We were fairly confident James would cope with the walking but we wanted to make it as easy as possible for him and that meant Dom would have to carry everything. It’s fair to say Dom is a little out of practice from his mountain marathon days so when faced with the prospect of carrying a huge pack with everything they’d need for a couple of days camping all on his own, he very quickly decided a nice easy route was vital. They decided on the Glas Maol circuit at Glenshee, taking in the munros Cairn an Turic, Cairn of Claise, Gals Maol and Creag leacach. With the ski centre carpark they could start quite high up limiting the amount they had to climb and with just 12 miles of walking they could tick off 4 munros.
As I waved an excited James off on his adventure, I must admit I was a little bit nervous it wouldn’t quite live up to his expectations. Would he get fed up and Dom then be stuck trying to coax him back down? I needed have worried it wasn’t long before my phone beeped and a picture of James at his first summit came through. His smile said it all and there was no way he’d be able to argue that these mountains weren’t high enough. They managed to find a lovely camping spot jut down from one of the summits which really helped to add to the camping up in the clouds experience. They had a great time and James had no trouble keeping up, It was definitely Dom who looked the most worse for wear out of the pair of them, on their return.
The only problem now rather than quench James’ thirst for mountains it has instead fuelled his desire to try and climbed them all.
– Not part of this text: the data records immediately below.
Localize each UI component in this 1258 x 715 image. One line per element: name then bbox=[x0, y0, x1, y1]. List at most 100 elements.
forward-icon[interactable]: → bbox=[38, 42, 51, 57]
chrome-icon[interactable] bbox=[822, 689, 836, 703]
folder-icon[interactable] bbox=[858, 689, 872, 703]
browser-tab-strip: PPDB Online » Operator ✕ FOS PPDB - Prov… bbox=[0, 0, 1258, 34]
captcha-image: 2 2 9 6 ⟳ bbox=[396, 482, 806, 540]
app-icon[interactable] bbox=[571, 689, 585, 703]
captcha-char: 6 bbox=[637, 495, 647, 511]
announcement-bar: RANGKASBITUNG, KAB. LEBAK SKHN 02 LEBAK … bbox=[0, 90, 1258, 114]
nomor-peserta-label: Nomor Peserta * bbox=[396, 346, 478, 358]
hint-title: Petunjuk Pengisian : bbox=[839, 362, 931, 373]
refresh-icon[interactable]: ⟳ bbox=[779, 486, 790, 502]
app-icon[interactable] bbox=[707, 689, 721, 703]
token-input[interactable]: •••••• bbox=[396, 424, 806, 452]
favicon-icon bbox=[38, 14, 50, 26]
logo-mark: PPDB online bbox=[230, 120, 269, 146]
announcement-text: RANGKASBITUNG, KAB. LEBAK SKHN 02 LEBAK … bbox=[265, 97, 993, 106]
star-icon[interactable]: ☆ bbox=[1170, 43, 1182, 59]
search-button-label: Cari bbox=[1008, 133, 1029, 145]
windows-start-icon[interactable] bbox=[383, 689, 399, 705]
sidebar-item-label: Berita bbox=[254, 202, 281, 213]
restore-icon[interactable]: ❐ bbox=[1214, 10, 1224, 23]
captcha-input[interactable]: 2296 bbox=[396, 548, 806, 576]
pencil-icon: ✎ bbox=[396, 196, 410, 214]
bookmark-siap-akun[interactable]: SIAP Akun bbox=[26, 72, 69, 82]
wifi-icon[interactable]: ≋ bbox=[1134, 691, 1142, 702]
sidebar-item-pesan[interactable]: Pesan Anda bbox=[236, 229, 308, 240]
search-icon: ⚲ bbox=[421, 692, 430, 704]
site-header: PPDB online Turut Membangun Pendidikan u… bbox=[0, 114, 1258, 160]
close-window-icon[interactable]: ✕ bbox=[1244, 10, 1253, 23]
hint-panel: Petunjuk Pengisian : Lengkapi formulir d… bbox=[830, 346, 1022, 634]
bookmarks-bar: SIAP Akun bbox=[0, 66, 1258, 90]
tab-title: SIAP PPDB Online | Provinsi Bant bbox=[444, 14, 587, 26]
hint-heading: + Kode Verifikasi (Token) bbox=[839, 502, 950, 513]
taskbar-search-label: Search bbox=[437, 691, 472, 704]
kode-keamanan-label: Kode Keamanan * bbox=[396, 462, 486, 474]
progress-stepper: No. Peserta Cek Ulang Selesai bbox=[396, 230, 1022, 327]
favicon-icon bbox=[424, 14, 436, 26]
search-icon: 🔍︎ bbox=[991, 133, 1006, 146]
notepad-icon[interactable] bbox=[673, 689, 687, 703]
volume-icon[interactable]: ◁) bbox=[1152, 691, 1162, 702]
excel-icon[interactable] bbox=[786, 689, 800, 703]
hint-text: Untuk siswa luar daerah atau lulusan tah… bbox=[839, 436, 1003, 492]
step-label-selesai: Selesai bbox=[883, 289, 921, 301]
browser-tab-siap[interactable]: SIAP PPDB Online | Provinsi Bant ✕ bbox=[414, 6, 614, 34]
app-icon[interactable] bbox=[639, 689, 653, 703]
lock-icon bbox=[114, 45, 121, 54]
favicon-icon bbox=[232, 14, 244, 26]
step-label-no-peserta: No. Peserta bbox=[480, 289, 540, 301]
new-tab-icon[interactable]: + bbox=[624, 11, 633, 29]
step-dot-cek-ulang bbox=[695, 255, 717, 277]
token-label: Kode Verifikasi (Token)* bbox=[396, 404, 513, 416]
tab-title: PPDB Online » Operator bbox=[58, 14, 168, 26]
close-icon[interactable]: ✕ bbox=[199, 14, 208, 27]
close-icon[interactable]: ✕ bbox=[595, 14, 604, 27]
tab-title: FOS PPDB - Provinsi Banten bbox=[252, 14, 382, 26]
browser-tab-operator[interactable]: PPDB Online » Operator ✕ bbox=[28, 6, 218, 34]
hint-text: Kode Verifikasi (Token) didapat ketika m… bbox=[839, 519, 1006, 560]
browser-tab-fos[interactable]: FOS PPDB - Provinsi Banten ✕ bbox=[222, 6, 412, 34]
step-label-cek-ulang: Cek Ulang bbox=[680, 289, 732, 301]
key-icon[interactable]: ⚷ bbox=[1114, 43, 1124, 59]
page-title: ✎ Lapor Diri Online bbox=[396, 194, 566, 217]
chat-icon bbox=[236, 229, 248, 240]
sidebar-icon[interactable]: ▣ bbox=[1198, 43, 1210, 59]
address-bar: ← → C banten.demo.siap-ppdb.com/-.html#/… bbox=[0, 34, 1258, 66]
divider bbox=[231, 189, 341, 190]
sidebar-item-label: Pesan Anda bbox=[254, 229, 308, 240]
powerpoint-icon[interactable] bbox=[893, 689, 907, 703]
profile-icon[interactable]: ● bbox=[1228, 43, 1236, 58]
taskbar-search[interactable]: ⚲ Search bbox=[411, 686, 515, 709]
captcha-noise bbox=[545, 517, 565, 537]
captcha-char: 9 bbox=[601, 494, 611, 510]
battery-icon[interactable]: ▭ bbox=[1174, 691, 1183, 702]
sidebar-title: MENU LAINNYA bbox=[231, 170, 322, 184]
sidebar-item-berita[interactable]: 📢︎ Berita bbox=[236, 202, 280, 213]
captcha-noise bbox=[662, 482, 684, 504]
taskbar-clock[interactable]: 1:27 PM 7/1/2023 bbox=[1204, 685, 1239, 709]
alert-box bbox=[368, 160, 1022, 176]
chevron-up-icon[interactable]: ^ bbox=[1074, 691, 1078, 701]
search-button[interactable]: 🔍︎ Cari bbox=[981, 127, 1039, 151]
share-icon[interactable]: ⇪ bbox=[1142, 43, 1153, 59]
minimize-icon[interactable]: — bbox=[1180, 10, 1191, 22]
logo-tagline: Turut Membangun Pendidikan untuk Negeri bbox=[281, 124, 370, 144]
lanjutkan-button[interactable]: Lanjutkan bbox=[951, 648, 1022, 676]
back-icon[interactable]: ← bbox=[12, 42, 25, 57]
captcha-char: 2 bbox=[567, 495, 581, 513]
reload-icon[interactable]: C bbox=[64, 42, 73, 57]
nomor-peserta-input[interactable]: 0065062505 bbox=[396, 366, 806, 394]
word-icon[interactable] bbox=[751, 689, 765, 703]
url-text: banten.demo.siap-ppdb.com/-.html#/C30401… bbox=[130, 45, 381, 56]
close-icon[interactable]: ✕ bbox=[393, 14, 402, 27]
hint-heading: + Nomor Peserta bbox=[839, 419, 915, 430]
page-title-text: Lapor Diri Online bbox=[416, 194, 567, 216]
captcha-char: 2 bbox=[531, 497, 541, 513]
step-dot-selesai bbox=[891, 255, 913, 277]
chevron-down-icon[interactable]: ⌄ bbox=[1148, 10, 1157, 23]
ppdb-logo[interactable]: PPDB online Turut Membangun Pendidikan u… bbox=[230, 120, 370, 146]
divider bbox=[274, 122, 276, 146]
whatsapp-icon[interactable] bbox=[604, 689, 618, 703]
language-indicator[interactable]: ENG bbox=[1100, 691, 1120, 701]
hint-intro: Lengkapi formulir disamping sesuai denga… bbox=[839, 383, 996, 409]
He is adamant he’s going to get all 282 munros ticked off before he starts high school. He’s even started his own database cataloguing them all, what can I say he is definitely his father’s son! If he’s going to have any chance of getting them all done, we are going to have to give Dom a helping hand and try and slow him down so he has a slim chance of keeping up with him. So we’re on the lookout for a rucksack so he can carry a few of his things – what would everybody recommend for a decent child’s sized one suitable for a day In the hills.
Written by Helena Carey on Thursday, 21 September 2017.
Posted in Mountain High
Monika Strell 29 September 2017 at 11 34 | # Well done James! We are hoping to get up a few mountains this autumn/winter. Apparently it's not Corwin but me who is the weak link in that plan but we'll see ;-)
Kerry Teague 03 October 2017 at 22 12 | # Brilliant! Well done, James (and Dom!) Getting up some mountains is on our to do list this year too! Our closest mountains are the lovely (but rather small) Mournes. The challenge is that most of them begin close to sea level so pretty much all the height gain must be done on foot and access can be lengthy. But the rewards are great. I'll blog about how we get on - hopefully it will be a success and not a massive fail!